26/03/2010
L'arrestation d'un gang de banquiers véreux ébranle la City
On les appelait les traders rois. Ils savaient tout et possédaient mieux que personne l'art d'anticiper les augmentations de capital des entreprises. Ils avaient la fortune et la chance. Une infernale baraka. Mais là, le jeu était biaisé. Les intéressés n'étaient pas d'heureux veinards. En fait, ils étaient tuyautés par un gang d'au moins sept banquiers véreux, arrêtés mardi 23 et mercredi 24 mars, dans le cadre de la plus grande opération de police jamais lancée en Grande-Bretagne contre des auteurs présumés de délits d'initiés.
La chute du clan a provoqué un vif émoi, car au moins trois entreprises londoniennes parmi les plus prestigieuses sont éclaboussées. Les trois supposés leaders - Martyn Dodgson, Julian Rifat et Clive Roberts - travaillent respectivement pour Deutsche Bank, le fonds spéculatif Moore Capital et Exane Ltd, dont les locaux ont été perquisitionnés.
Du beau linge, à l'instar de Clive Roberts, expert des ventes d'actions européennes au siège londonien d'Exane, coentreprise détenue à 50 % par BNP Paribas, mais autonome sur le plan opérationnel. Le groupe comprendrait aussi un homme d'affaires iranien, Iraj Parvizi, qui partage son temps entre Londres et le Proche-Orient.
D'après les informations ayant filtré, les malfaiteurs présumés ont vendu des informations confidentielles à des traders, en tirant de juteux profits. Une partie des bénéfices leur était sans doute rétrocédée et versée sur leurs comptes bancaires personnels.
Savoir ce qui va se passer demain peut valoir de l'or. Le détenteur d'un secret financier peut facilement le monnayer. C'est pourquoi, sur toutes les places financières, le délit d'initiés est fortement sanctionné et le coupable peut aller en prison. Reste que cette tricherie, souvent complexe, est difficile à prouver devant les tribunaux. Les enquêtes sont longues, coûteuses et compliquées à mener. L'investigation de cette dernière affaire a ainsi été lancée à la fin de 2007.
Recourir aux grands moyens
Si les conversations sur des téléphones fixes de la salle des marchés sont toujours enregistrées, ce n'est pas le cas des échanges sur téléphone mobile pendant ou après les heures de bureau. Dans les bars et pubs où les "yuppies" noient leur stress sous des flots de bière après le travail, les langues des banquiers parfois se délient. Ces grands adeptes du secret peuvent être très bavards pour épater, voire par simple cupidité.

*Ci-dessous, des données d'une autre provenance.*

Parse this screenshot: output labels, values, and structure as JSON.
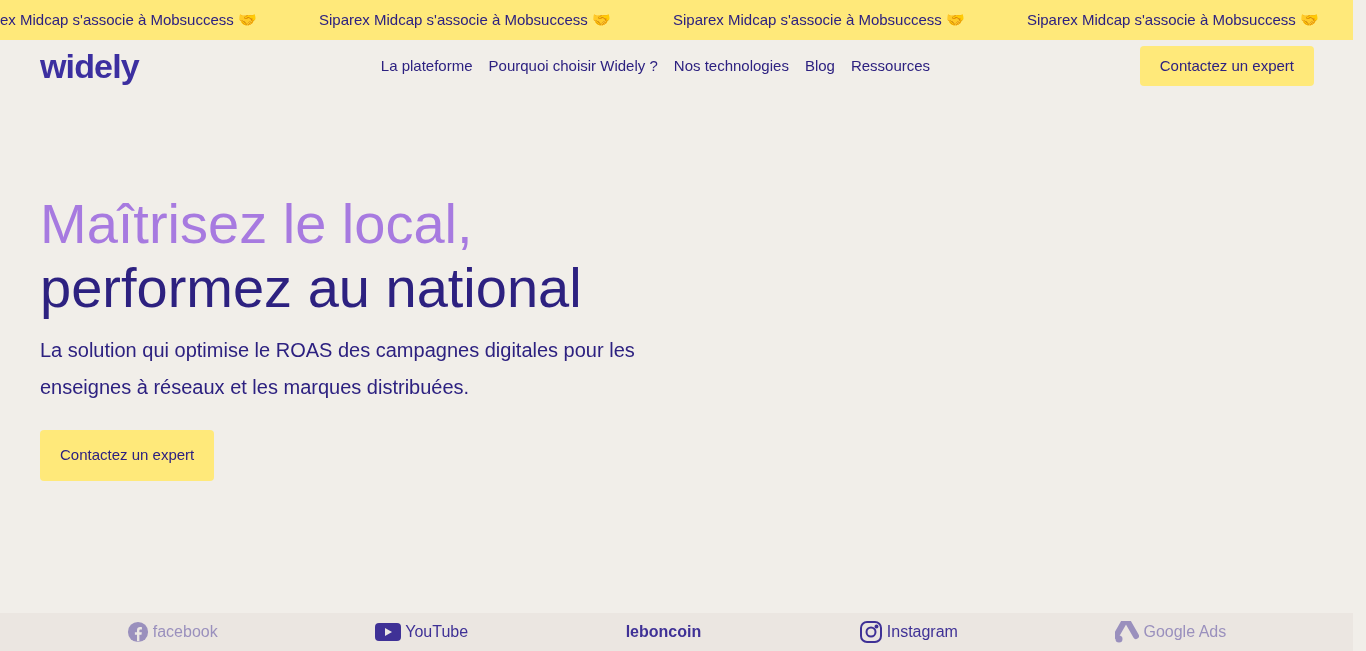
{
  "ticker": [
    "ex Midcap s'associe à Mobsuccess 🤝",
    "Siparex Midcap s'associe à Mobsuccess 🤝",
    "Siparex Midcap s'associe à Mobsuccess 🤝",
    "Siparex Midcap s'associe à Mobsuccess 🤝"
  ],
  "logo": "widely",
  "nav": [
    "La plateforme",
    "Pourquoi choisir Widely ?",
    "Nos technologies",
    "Blog",
    "Ressources"
  ],
  "header_button": "Contactez un expert",
  "hero": {
    "title_line_1": "Maîtrisez le local,",
    "title_line_2": "performez au national",
    "subtitle": "La solution qui optimise le ROAS des campagnes digitales pour les enseignes à réseaux et les marques distribuées.",
    "button": "Contactez un expert"
  },
  "partners": [
    {
      "kind": "facebook",
      "name": "facebook",
      "dimmed": true
    },
    {
      "kind": "youtube",
      "name": "YouTube",
      "dimmed": false
    },
    {
      "kind": "plain",
      "name": "leboncoin",
      "dimmed": false
    },
    {
      "kind": "instagram",
      "name": "Instagram",
      "dimmed": false
    },
    {
      "kind": "ads",
      "name": "Google Ads",
      "dimmed": true
    }
  ]
}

Pour débusquer les délits d'initiés, les limiers de la Financial Services Authority (FSA), la tutelle de la City, ont longtemps hésité à recourir aux méthodes musclées à l'américaine : mise sur écoutes, utilisation de "balances", interpellations médiatisées. Ces arrestations soulignent que l'autorité de régulation n'hésite plus à recourir aux grands moyens pour traquer l'infraction et protéger la réputation de la première place financière européenne.